I was like, “Uh, yeah?”

Then he asked, “Oh did you eat a sandwich?”

And at that point, I was like, “Wait, what’s going on right now?”

As it would turn out, Ozzie was trying to buy time with small talk as the Ravens officially submitted the card saying they were going to draft me. No, it wasn’t the most conventional way to get selected, but given my path to that moment, that seemed fitting.
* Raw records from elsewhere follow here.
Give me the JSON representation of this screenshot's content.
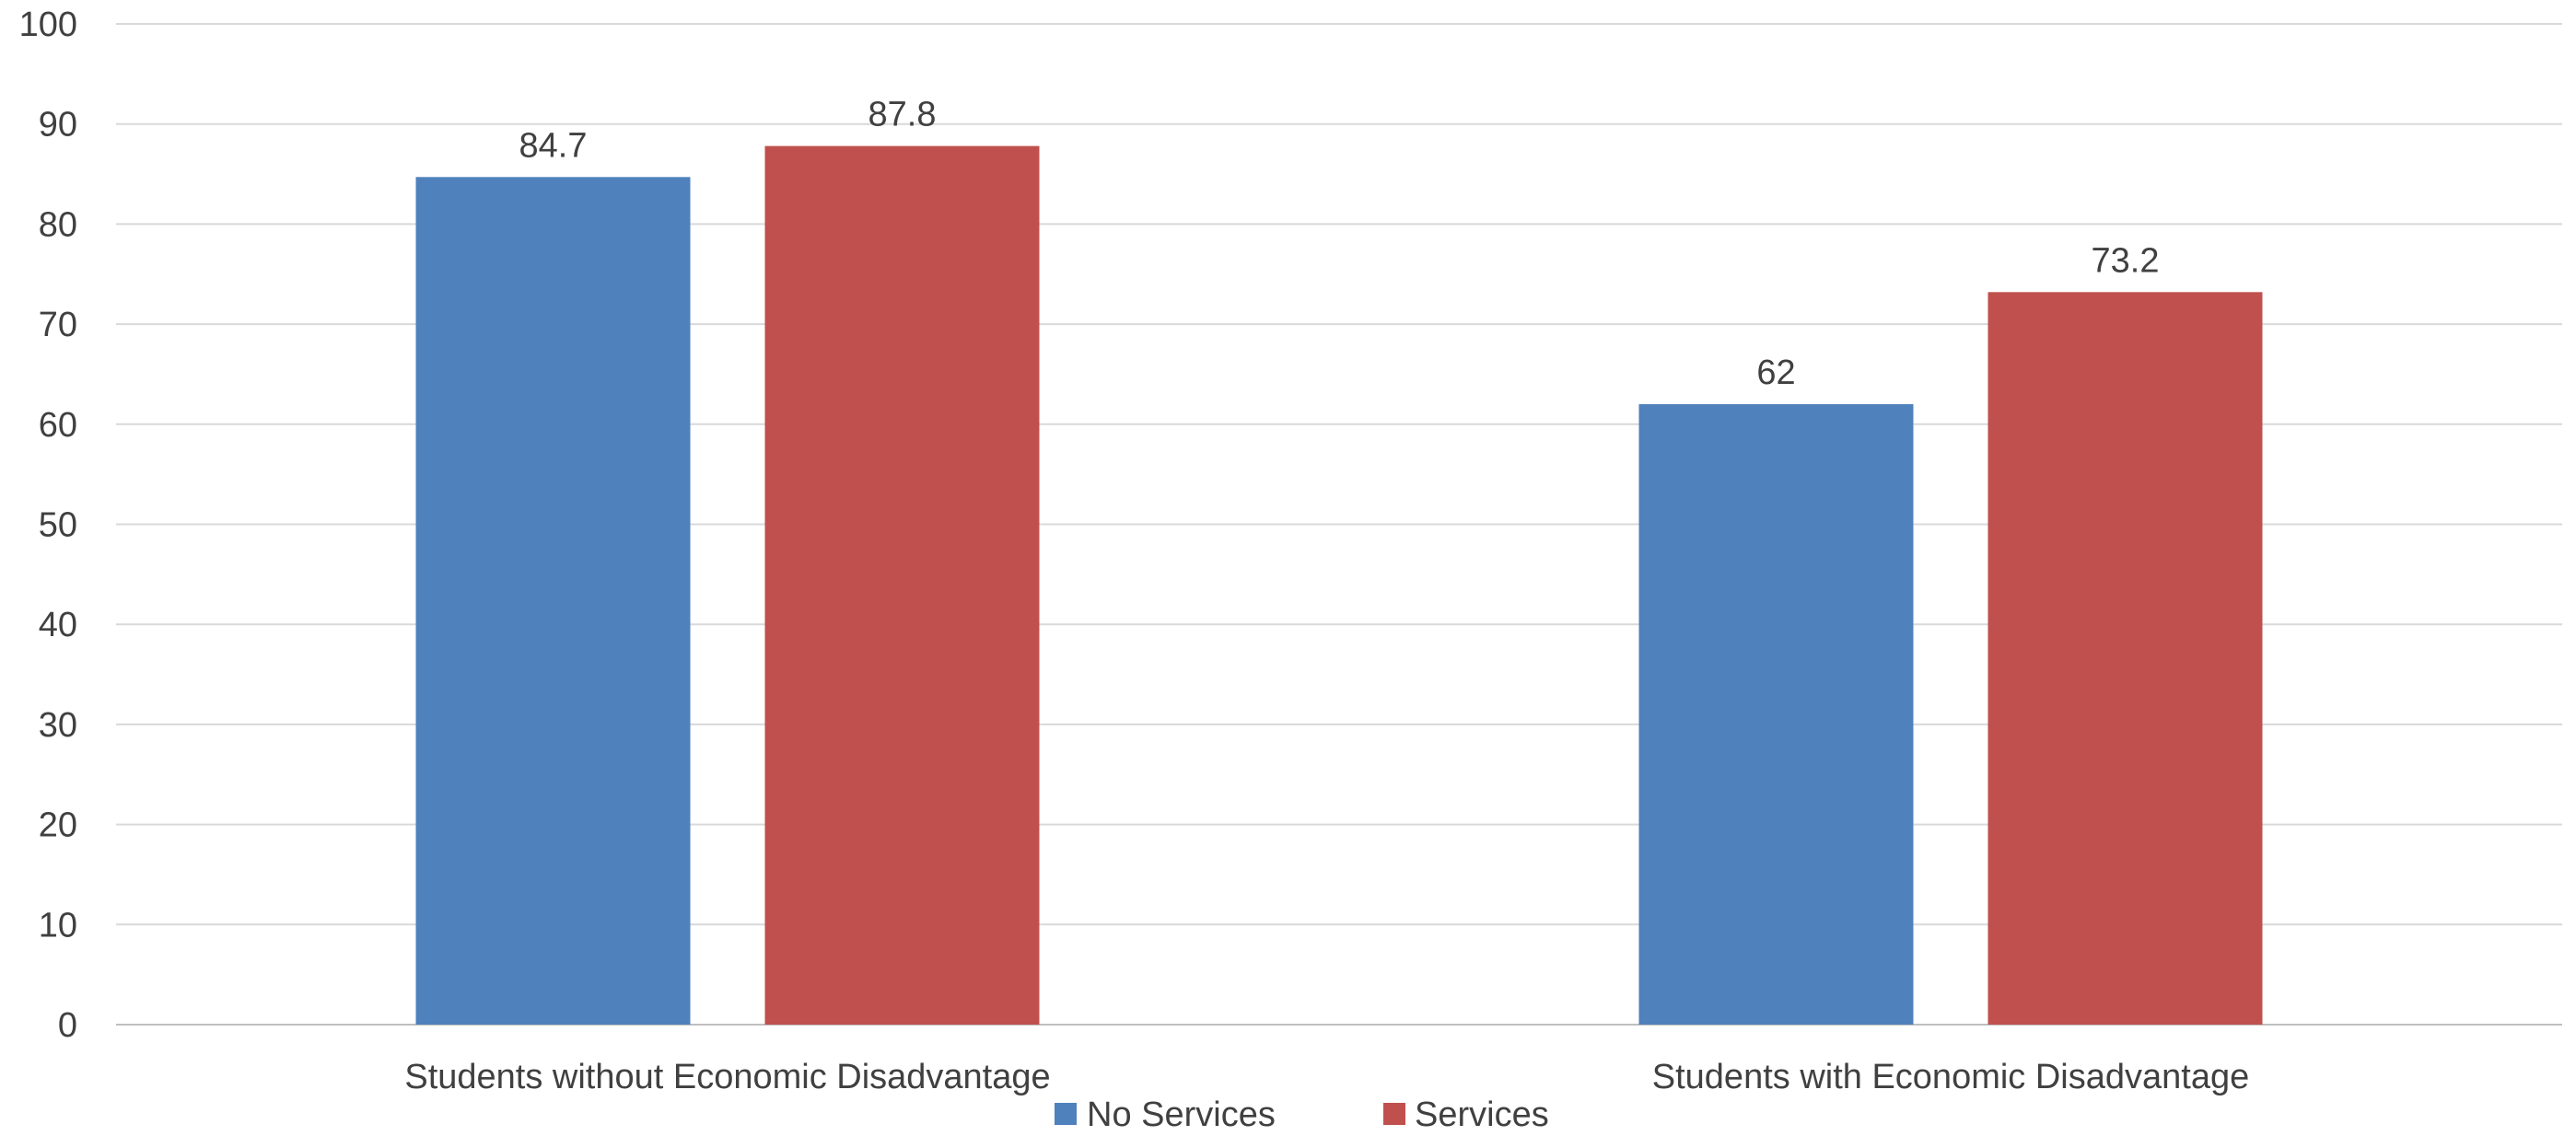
{
  "chart_data": {
    "type": "bar",
    "categories": [
      "Students without Economic Disadvantage",
      "Students with Economic Disadvantage"
    ],
    "series": [
      {
        "name": "No Services",
        "values": [
          84.7,
          62
        ],
        "labels": [
          "84.7",
          "62"
        ],
        "color": "#4F81BD"
      },
      {
        "name": "Services",
        "values": [
          87.8,
          73.2
        ],
        "labels": [
          "87.8",
          "73.2"
        ],
        "color": "#C0504D"
      }
    ],
    "ylim": [
      0,
      100
    ],
    "yticks": [
      "0",
      "10",
      "20",
      "30",
      "40",
      "50",
      "60",
      "70",
      "80",
      "90",
      "100"
    ],
    "grid": true,
    "legend": "bottom",
    "title": "",
    "xlabel": "",
    "ylabel": ""
  }
}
I know that despite everything I’ve been through, the greatest challenges I’m going to face are still ahead of me. I still have a lot of room for growth and potential to fulfill. But throughout this entire process, even at my lowest moments, I always tried to remind myself that everything happens for a reason. I failed at baseball for a reason. I rediscovered football for a reason. I was drafted by Baltimore for a reason.

I want to share my story not to serve as some example of how you can achieve your wildest dreams with hardwork and determination. Honestly, if that was the case, maybe I’d be pitching in the Majors right now. I think the main thing I want taken away from my story is the importance of the things you can control. I wouldn’t be in the NFL today if I hadn’t made a choice that seemed kind of crazy to a lot of people. But the only way to find what you are meant for is to never stop searching for it. Because once you do find it, I promise, the entire journey up to that point will make a lot more sense.

And then, the only question will be: Where do I dream from here?